The Manhattan Candidate
Carly Fiorina quizzed her fellow candidates during the first “under card” presidential debate. She asked if any of them had received a phone call from Bill Clinton prior to announcing their entry into the race. None had. And if you’d asked that question of any of those in the Prime Time debate, only one would have answered yes: Trump. So it’s worth considering what Bill Clinton may have had in mind in talking with Trump. Bill knows that despite Barack Obama saying in 2008 that “you’re likable enough, Hillary,” Hillary is really not “likable enough.” It is a serious problem. Real liberals — who constitute the base of the Democratic Party — do not like her. Or him.
Editor’s Note: This column was coauthored by Bob Morrison.
Carly Fiorina quizzed her fellow candidates during the first “under card” presidential debate. She asked if any of them had received a phone call from Bill Clinton prior to announcing their entry into the race. None had. And if you’d asked that question of any of those in the Prime Time debate, only one would have answered yes: Trump.
So it’s worth considering what Bill Clinton may have had in mind in talking with Trump.
Bill knows that despite Barack Obama saying in 2008 that “you’re likable enough, Hillary,” Hillary is really not “likable enough.” It is a serious problem. Real liberals — who constitute the base of the Democratic Party — do not like her. Or him.
This would be an insurmountable problem in the general election — unless something dramatic happened to assure that her Republican opponent was even less likable. Bingo!
What could better guarantee that happy outcome for Bill and Hillary than to sow hatred and division among the resurgent Republicans? What could better assure a scorched earth Nixon-style victory in November than the surety of a split opposition?
Now, dear reader, before you dismiss this as conspiracy theory Moonbattery, let’s consider some realities. Liberal journalists and Democratic activists have been laboring to hang the racist label on Republicans for a generation. They have, unfortunately, largely succeeded in the black community. But their real goal is to create a similar aversion for Republicans among Hispanics, the fastest growing minority group.
How better to do that than to have someone like that Trump running around yelling about categorically rounding up and deporting millions of Hispanics who have entered the country illegally. Bill and Hillary Clinton know what that deportation would look like. They did it on a micro scale when they seized little Elian Gonzalez on Easter Sunday morning in 2000. The photograph of that capture of a terrified six-year old won the Pulitzer Prize.
Bill and Hillary would like to see ads — not featuring their snatching the child, of course — but ads showing how Trump’s Roundup would look. We know that it would look like the grab of Elian — millions of times over.
This specter would be presented in Spanish-language media thousands of times in ads, videos, and columns. The Democratic Party would spare no effort to spread fear and hatred throughout barrios in our country.
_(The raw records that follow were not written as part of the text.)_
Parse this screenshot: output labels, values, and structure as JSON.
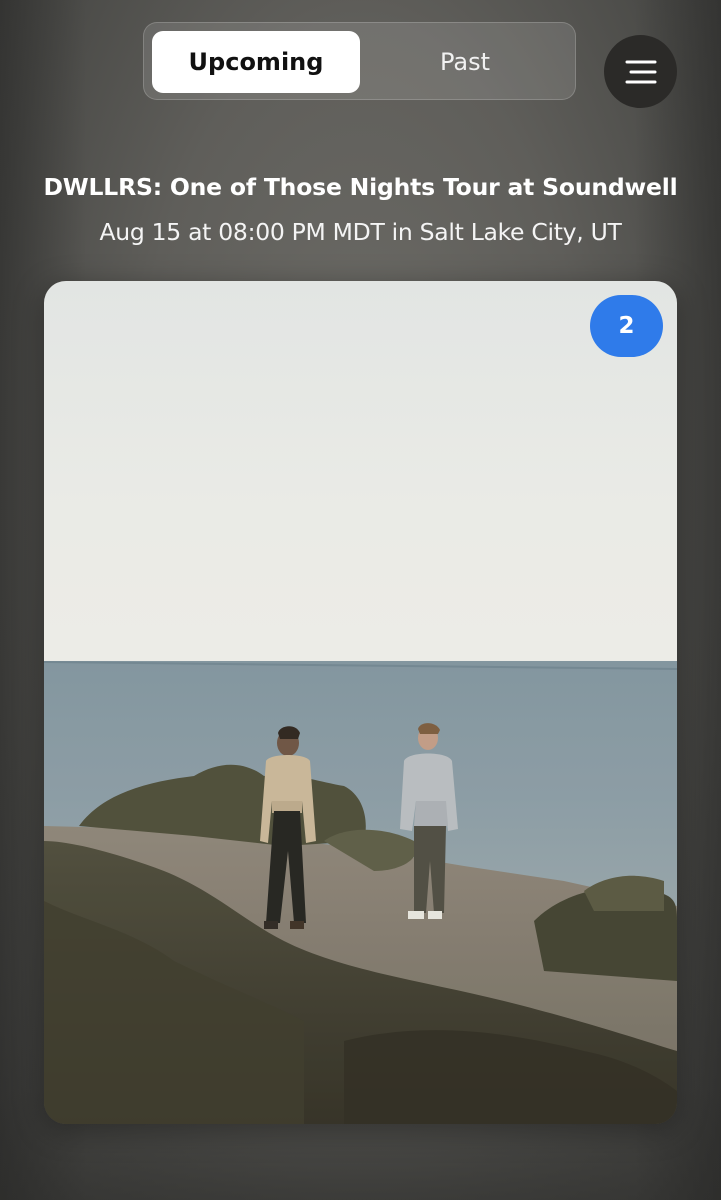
{
  "tabs": {
    "upcoming_label": "Upcoming",
    "past_label": "Past",
    "selected": "Upcoming"
  },
  "menu": {
    "icon": "hamburger-menu-icon"
  },
  "event": {
    "title": "DWLLRS: One of Those Nights Tour at Soundwell",
    "subtitle": "Aug 15 at 08:00 PM MDT in Salt Lake City, UT"
  },
  "card": {
    "image_description_icon": "event-photo",
    "badge_count": "2"
  },
  "colors": {
    "accent_blue": "#2f7bea",
    "menu_bg": "#2b2a28",
    "active_tab_bg": "#ffffff"
  }
}
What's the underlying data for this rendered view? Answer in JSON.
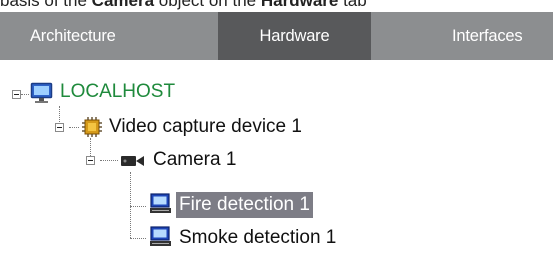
{
  "caption": {
    "part1": "basis of the ",
    "bold1": "Camera",
    "part2": " object on the ",
    "bold2": "Hardware",
    "part3": " tab"
  },
  "tabs": [
    {
      "label": "Architecture",
      "active": false
    },
    {
      "label": "Hardware",
      "active": true
    },
    {
      "label": "Interfaces",
      "active": false
    }
  ],
  "tree": {
    "root": {
      "label": "LOCALHOST",
      "icon": "computer-monitor-icon"
    },
    "capture": {
      "label": "Video capture device 1",
      "icon": "chip-icon"
    },
    "camera": {
      "label": "Camera 1",
      "icon": "video-camera-icon"
    },
    "fire": {
      "label": "Fire detection 1",
      "icon": "detector-computer-icon",
      "selected": true
    },
    "smoke": {
      "label": "Smoke detection 1",
      "icon": "detector-computer-icon"
    }
  },
  "colors": {
    "tabbar": "#8c8e90",
    "active_tab": "#58595b",
    "localhost": "#1f8a3c",
    "selection": "#7d7d86"
  }
}
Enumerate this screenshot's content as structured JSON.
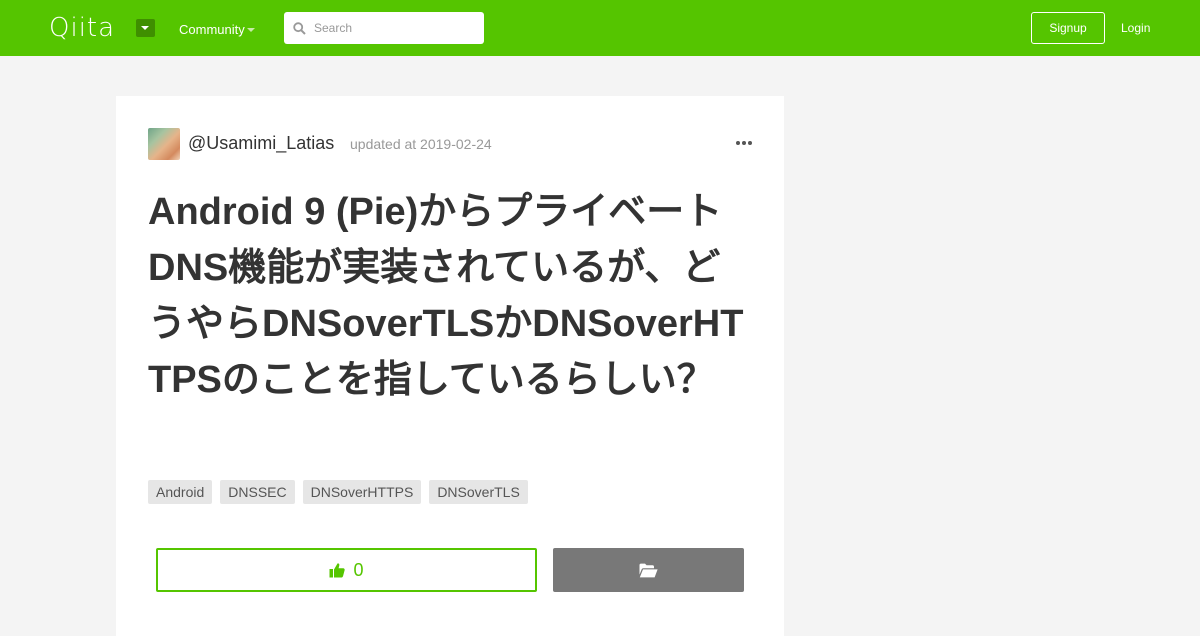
{
  "header": {
    "logo": "Qiita",
    "community_label": "Community",
    "search_placeholder": "Search",
    "signup_label": "Signup",
    "login_label": "Login",
    "brand_color": "#55c500"
  },
  "article": {
    "author": "@Usamimi_Latias",
    "updated": "updated at 2019-02-24",
    "title": "Android 9 (Pie)からプライベートDNS機能が実装されているが、どうやらDNSoverTLSかDNSoverHTTPSのことを指しているらしい？",
    "tags": [
      "Android",
      "DNSSEC",
      "DNSoverHTTPS",
      "DNSoverTLS"
    ],
    "like_count": "0"
  },
  "icons": {
    "header_menu": "caret-down-icon",
    "search": "search-icon",
    "more": "more-horizontal-icon",
    "like": "thumbs-up-icon",
    "stock": "folder-open-icon"
  }
}
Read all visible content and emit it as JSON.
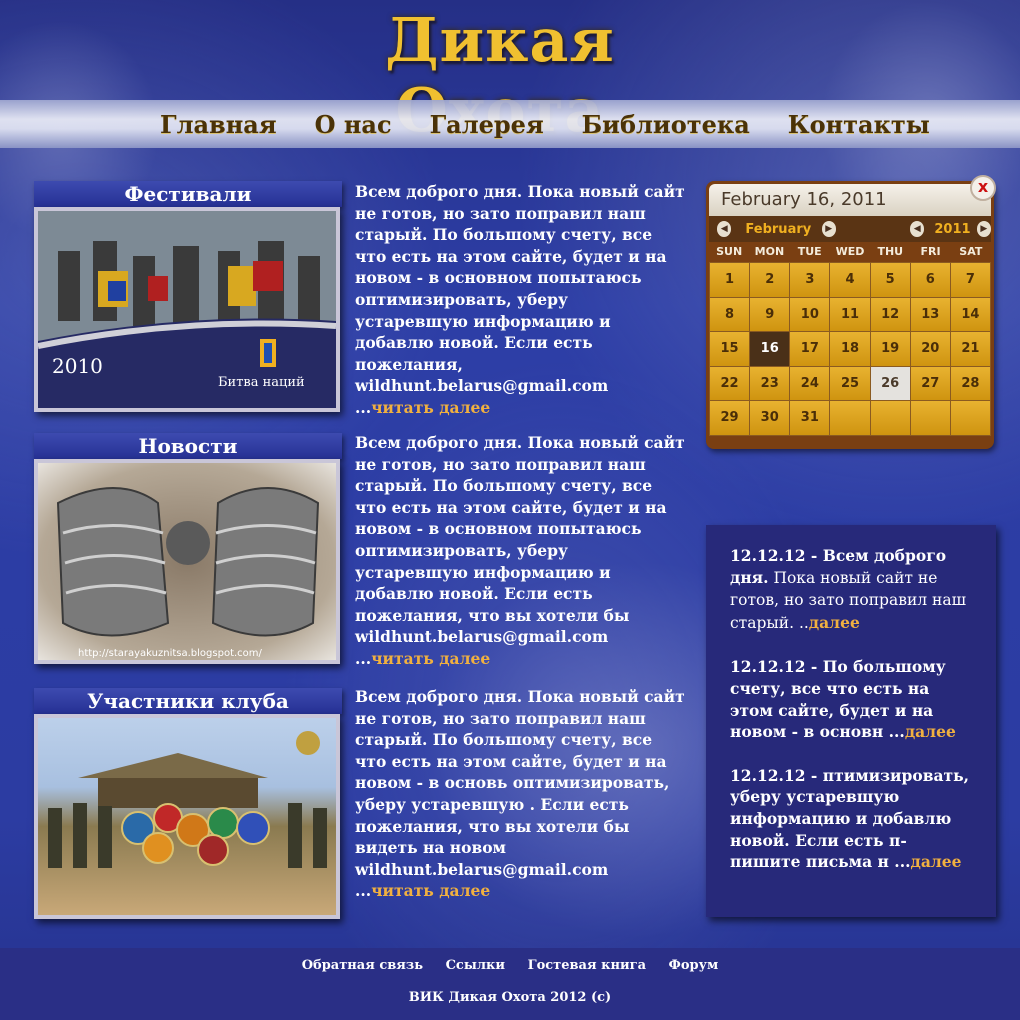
{
  "site": {
    "logo": "Дикая Охота"
  },
  "nav": [
    {
      "label": "Главная"
    },
    {
      "label": "О нас"
    },
    {
      "label": "Галерея"
    },
    {
      "label": "Библиотека"
    },
    {
      "label": "Контакты"
    }
  ],
  "sections": [
    {
      "title": "Фестивали",
      "image_caption_year": "2010",
      "image_caption_brand": "Битва наций",
      "lead": "Всем доброго дня.",
      "text": " Пока новый сайт не готов, но зато поправил наш старый. По большому счету, все что есть на этом сайте, будет и на новом - в основном попытаюсь оптимизировать, уберу устаревшую информацию и добавлю новой. Если есть пожелания, wildhunt.belarus@gmail.com ...",
      "more": "читать далее"
    },
    {
      "title": "Новости",
      "image_caption": "http://starayakuznitsa.blogspot.com/",
      "lead": "Всем доброго дня.",
      "text": " Пока новый сайт не готов, но зато поправил наш старый. По большому счету, все что есть на этом сайте, будет и на новом - в основном попытаюсь оптимизировать, уберу устаревшую информацию и добавлю новой. Если есть пожелания, что вы хотели бы wildhunt.belarus@gmail.com ...",
      "more": "читать далее"
    },
    {
      "title": "Участники клуба",
      "lead": "Всем доброго дня.",
      "text": " Пока новый сайт не готов, но зато поправил наш старый. По большому счету, все что есть на этом сайте, будет и на новом - в основь оптимизировать, уберу устаревшую . Если есть пожелания, что вы хотели бы видеть на новом wildhunt.belarus@gmail.com ...",
      "more": "читать далее"
    }
  ],
  "calendar": {
    "header": "February 16, 2011",
    "month": "February",
    "year": "2011",
    "close": "x",
    "weekdays": [
      "SUN",
      "MON",
      "TUE",
      "WED",
      "THU",
      "FRI",
      "SAT"
    ],
    "days": [
      "1",
      "2",
      "3",
      "4",
      "5",
      "6",
      "7",
      "8",
      "9",
      "10",
      "11",
      "12",
      "13",
      "14",
      "15",
      "16",
      "17",
      "18",
      "19",
      "20",
      "21",
      "22",
      "23",
      "24",
      "25",
      "26",
      "27",
      "28",
      "29",
      "30",
      "31"
    ],
    "today": "16",
    "selected": "26"
  },
  "news": [
    {
      "date": "12.12.12",
      "sep": " - ",
      "lead": "Всем доброго дня.",
      "text": " Пока новый сайт не готов, но зато поправил наш старый. ..",
      "more": "далее"
    },
    {
      "date": "12.12.12",
      "sep": " - ",
      "lead": "",
      "text": "По большому счету, все что есть на этом сайте, будет и на новом - в основн ...",
      "more": "далее"
    },
    {
      "date": "12.12.12",
      "sep": " - ",
      "lead": "",
      "text": "птимизировать, уберу устаревшую информацию и добавлю новой. Если есть п- пишите письма н ...",
      "more": "далее"
    }
  ],
  "footer": {
    "links": [
      {
        "label": "Обратная связь"
      },
      {
        "label": "Ссылки"
      },
      {
        "label": "Гостевая книга"
      },
      {
        "label": "Форум"
      }
    ],
    "copyright": "ВИК Дикая Охота 2012 (c)"
  },
  "colors": {
    "background": "#2c3ca2",
    "nav_text": "#4a3208",
    "link_more": "#f0b040",
    "calendar_frame": "#7a3f12",
    "calendar_day": "#dca11e",
    "news_panel": "#27297a"
  }
}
We know they will do this because they have done it. Joe Biden infamously claimed to a black audience that Republicans would “put y'all back in chains.” He ignored the simple fact that no Republican had ever done this and that from 1791 to 1864, it was the Democratic Party that assured black people would remain in chains.
With Trump calling Hillary a liar and Bill a sexual predator, some may find it hard to credit that he was egged on by Bill and Hillary. Still, Bill Clinton is a genius, an evil genius. Bill Clinton knows that some stories cannot be spiked. Newsweek had decided not to run the story of his affair with young Monica Lewinsky. Matt Drudge decided otherwise. The Drudge Report of 1998 proved that we’ve entered a new era in media coverage. The old “gatekeepers” have been consigned to the Sunday TV talk shows. The Internet rules now.
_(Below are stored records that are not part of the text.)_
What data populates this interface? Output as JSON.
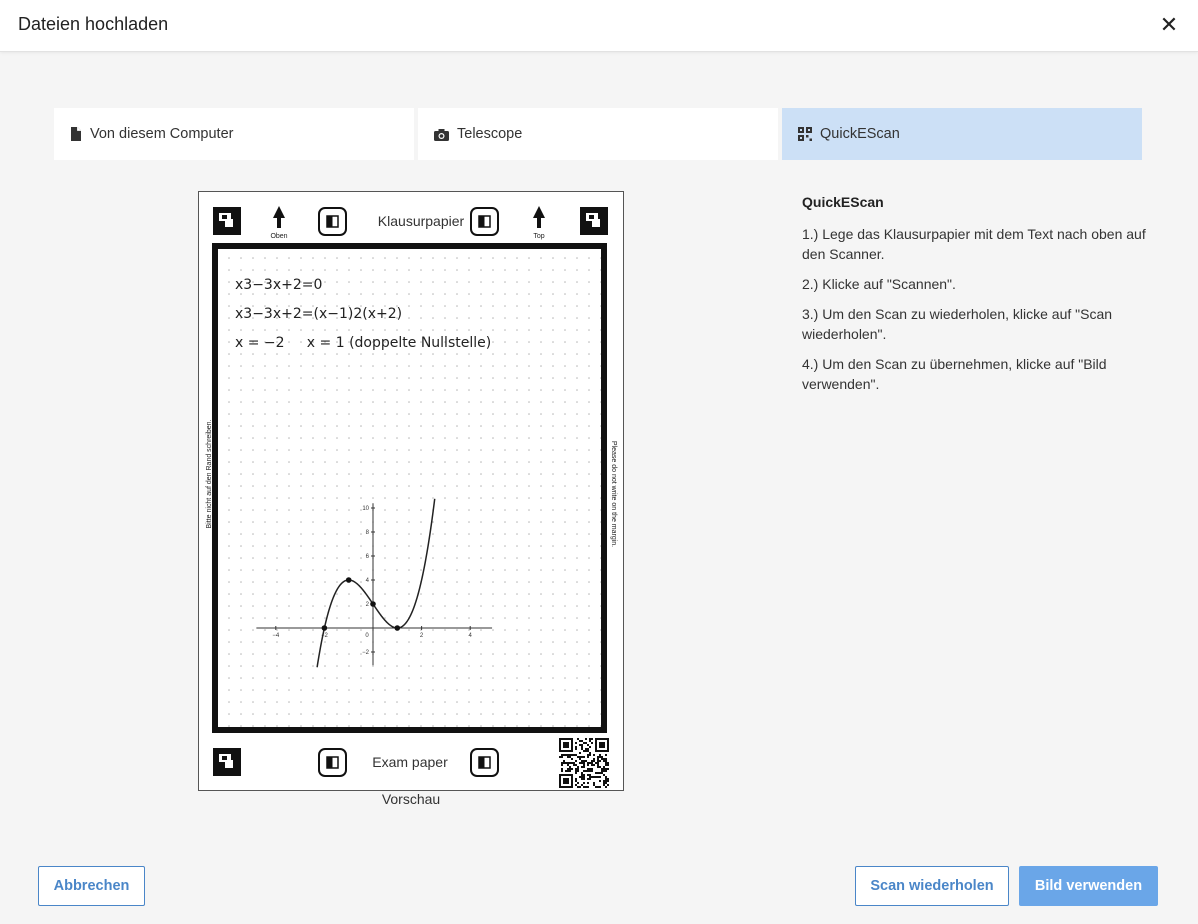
{
  "dialog": {
    "title": "Dateien hochladen"
  },
  "tabs": [
    {
      "label": "Von diesem Computer",
      "icon": "file-icon",
      "active": false
    },
    {
      "label": "Telescope",
      "icon": "camera-icon",
      "active": false
    },
    {
      "label": "QuickEScan",
      "icon": "qr-code-icon",
      "active": true
    }
  ],
  "preview": {
    "label": "Vorschau",
    "paper": {
      "top_label": "Klausurpapier",
      "bottom_label": "Exam paper",
      "arrow_left_label": "Oben",
      "arrow_right_label": "Top",
      "margin_left_text": "Bitte nicht auf den Rand schreiben.",
      "margin_right_text": "Please do not write on the margin.",
      "handwriting": [
        "x3−3x+2=0",
        "x3−3x+2=(x−1)2(x+2)",
        "x = −2     x = 1 (doppelte Nullstelle)"
      ]
    }
  },
  "chart_data": {
    "type": "line",
    "title": "",
    "xlabel": "",
    "ylabel": "",
    "function": "x^3 - 3x + 2",
    "xlim": [
      -5,
      5
    ],
    "ylim": [
      -3,
      10.5
    ],
    "x_ticks": [
      -4,
      -2,
      0,
      2,
      4
    ],
    "y_ticks": [
      -2,
      2,
      4,
      6,
      8,
      10
    ],
    "x_tick_labels": [
      "−4",
      "−2",
      "0",
      "2",
      "4"
    ],
    "y_tick_labels": [
      "−2",
      "2",
      "4",
      "6",
      "8",
      "10"
    ],
    "grid": true,
    "highlighted_points": [
      {
        "x": -2,
        "y": 0
      },
      {
        "x": -1,
        "y": 4
      },
      {
        "x": 0,
        "y": 2
      },
      {
        "x": 1,
        "y": 0
      }
    ]
  },
  "instructions": {
    "heading": "QuickEScan",
    "steps": [
      "1.) Lege das Klausurpapier mit dem Text nach oben auf den Scanner.",
      "2.) Klicke auf \"Scannen\".",
      "3.) Um den Scan zu wiederholen, klicke auf \"Scan wiederholen\".",
      "4.) Um den Scan zu übernehmen, klicke auf \"Bild verwenden\"."
    ]
  },
  "buttons": {
    "cancel": "Abbrechen",
    "rescan": "Scan wiederholen",
    "use": "Bild verwenden"
  },
  "colors": {
    "accent": "#4a86c8",
    "primary_button": "#6aa6e8",
    "active_tab": "#cce0f6"
  }
}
So if he knows coverage of his philandering cannot be suppressed, what’s the next best thing? Let those stories be peddled by Trump. Trump the Birther. Trump the Truther. Trump the peddler of all notions wild and weird.
We have a perfect example of this phenomenon in one of Hillary’s former rivals. There was good reason to suspect that Sen. John Edwards was having an affair with one of his campaign film crew. But since the story had first surfaced in The National Enquirer, serious journalists avoided writing about it. Until, that is, they could no longer avoid it.
Bill Clinton knows that if Hillary wins, it will only be through Americans’ mental exhaustion and moral disgust with the entire political system. He is willing to stink up the process so long as he gets the power he craves.
Henry Clay famously said he’d rather be right than be president. Bill Clinton would rather be president and leave aside the question right and wrong. After all, what is right?
It all depends on what your definition of is is.
George Stephanopoulos gave us the key to the character of Bill and Hillary. “The Clintons have no shame and that’s a great advantage in politics.” So, might Bill have urged Trump to enter the fray? Why not? Shameful is as shameful does.